Inside the new hall, there is a state-of-the-art brew bar, boasting a Marco MIX Ecoboiler tap and a Modbar. And in full sight—albeit within a glass enclosure—is an 85k Probat coffee roaster. For the first time in Harrods’ history, customers can watch every step of the process—from roasting to brewing—and enjoy the coffee-making process from bean to cup.
As part of the project Harrods is calling “The Taste Revolution,” the company appointed a new Master Roaster, Polish-born Bartosz Ciepaj. Ciepaj, a 2017 UK Roasting Championship finalist, spent more than a year prior to the launch consulting Harrods on how to design the new roastery and coffee areas, ensuring quality control in every cafe and restaurant inside the store, as well as Roast & Bake, a new food-to-go concept shop located outside the store on Basil Street.

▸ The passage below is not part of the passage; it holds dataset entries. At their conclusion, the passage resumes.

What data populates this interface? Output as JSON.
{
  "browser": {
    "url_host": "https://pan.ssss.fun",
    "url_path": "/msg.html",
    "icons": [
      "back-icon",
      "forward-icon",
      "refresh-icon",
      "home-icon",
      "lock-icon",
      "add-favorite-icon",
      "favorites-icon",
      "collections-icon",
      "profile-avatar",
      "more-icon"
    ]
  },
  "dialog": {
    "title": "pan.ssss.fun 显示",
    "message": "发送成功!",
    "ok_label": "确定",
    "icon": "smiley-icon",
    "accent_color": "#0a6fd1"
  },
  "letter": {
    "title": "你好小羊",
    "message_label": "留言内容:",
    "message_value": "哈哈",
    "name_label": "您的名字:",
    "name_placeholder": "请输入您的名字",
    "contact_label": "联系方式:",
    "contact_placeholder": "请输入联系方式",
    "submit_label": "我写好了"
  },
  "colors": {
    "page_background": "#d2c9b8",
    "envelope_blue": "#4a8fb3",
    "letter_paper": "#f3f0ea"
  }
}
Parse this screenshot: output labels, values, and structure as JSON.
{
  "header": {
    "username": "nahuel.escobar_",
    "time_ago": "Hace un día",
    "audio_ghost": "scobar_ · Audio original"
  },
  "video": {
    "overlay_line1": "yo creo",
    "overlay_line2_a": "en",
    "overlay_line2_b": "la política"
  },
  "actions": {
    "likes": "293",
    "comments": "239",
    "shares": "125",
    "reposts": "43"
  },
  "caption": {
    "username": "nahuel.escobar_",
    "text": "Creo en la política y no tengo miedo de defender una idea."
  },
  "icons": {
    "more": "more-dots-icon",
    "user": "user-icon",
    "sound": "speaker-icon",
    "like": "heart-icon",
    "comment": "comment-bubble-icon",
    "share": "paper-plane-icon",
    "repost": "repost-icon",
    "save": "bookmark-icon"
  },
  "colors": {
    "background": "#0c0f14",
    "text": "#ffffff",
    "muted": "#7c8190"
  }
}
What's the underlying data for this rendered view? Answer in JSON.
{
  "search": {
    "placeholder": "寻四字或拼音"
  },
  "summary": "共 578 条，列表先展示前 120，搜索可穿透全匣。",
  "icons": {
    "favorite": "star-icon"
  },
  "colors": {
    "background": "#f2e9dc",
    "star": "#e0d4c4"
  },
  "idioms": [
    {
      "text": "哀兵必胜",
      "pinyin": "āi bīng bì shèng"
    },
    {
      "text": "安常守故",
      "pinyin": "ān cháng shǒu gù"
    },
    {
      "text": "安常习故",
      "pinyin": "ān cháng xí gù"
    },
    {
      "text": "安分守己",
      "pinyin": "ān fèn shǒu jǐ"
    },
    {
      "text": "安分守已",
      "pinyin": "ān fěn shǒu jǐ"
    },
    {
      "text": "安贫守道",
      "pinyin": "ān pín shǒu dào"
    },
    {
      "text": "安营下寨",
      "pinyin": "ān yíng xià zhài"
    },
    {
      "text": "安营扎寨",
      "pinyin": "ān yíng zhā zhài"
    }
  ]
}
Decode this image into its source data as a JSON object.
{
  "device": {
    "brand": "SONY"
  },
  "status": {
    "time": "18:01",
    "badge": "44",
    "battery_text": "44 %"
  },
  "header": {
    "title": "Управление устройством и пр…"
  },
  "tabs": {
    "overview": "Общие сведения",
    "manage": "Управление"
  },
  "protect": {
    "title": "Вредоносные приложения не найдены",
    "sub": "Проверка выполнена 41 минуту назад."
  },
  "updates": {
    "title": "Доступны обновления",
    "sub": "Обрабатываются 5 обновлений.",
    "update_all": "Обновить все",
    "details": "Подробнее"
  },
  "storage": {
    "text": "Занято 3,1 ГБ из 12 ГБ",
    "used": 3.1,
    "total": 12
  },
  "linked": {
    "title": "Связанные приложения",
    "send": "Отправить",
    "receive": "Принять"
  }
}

A few days after the grand opening, I had the opportunity to attend a cupping session with Ciepaj at the roastery. “Although Harrods is a large company, it is still very much a small-batch artisan coffee roaster,” Ciepaj insists. And yet the scale of coffee operations at Harrods is impressive: around 450-500kg of coffee roasted weekly, peaking at more than 700kg per week during the Christmas period.
Unsurprisingly, Ciepaj’s biggest challenge is serving the approximately 15,000,000 customers that walk into Harrods every year, whilst delivering the same standard of quality service to everyone.
The house espresso, named “Knightsbridge” for the posh neighbourhood where Harrods is situated, is a blend of four different types of Arabica beans (Brazilian, Colombian, Sumatran, and Costa Rican). It’s a full-bodied, round, and nutty blend with notes of chocolate, a spicy aftertaste, and red berry sweetness. “We were looking for an ‘easy’ blend that would appeal to the wider general public,” Ciepaj says. Customers curious to taste more unique seasonal offerings can choose from a wide range of single origins.
“We roast several styles of coffee and regularly tweak our coffee range to offer fresh and seasonal offerings. Our ambition is to be very inclusive and accommodate the different taste preferences of our customers,” Ciepaj says.
“I am open to all sorts of roasts and coffee,” Ciepaj continues. “My idea is to serve everything for everyone, everywhere. We don’t have to narrow ourselves down for five percent of customers who are crazy about a certain style of coffee, but instead we can appeal to each individual group.” And in a venue serving as broad a customer base as Harrods, Ciepaj and his team have a unique opportunity to do just that—and in grand London style.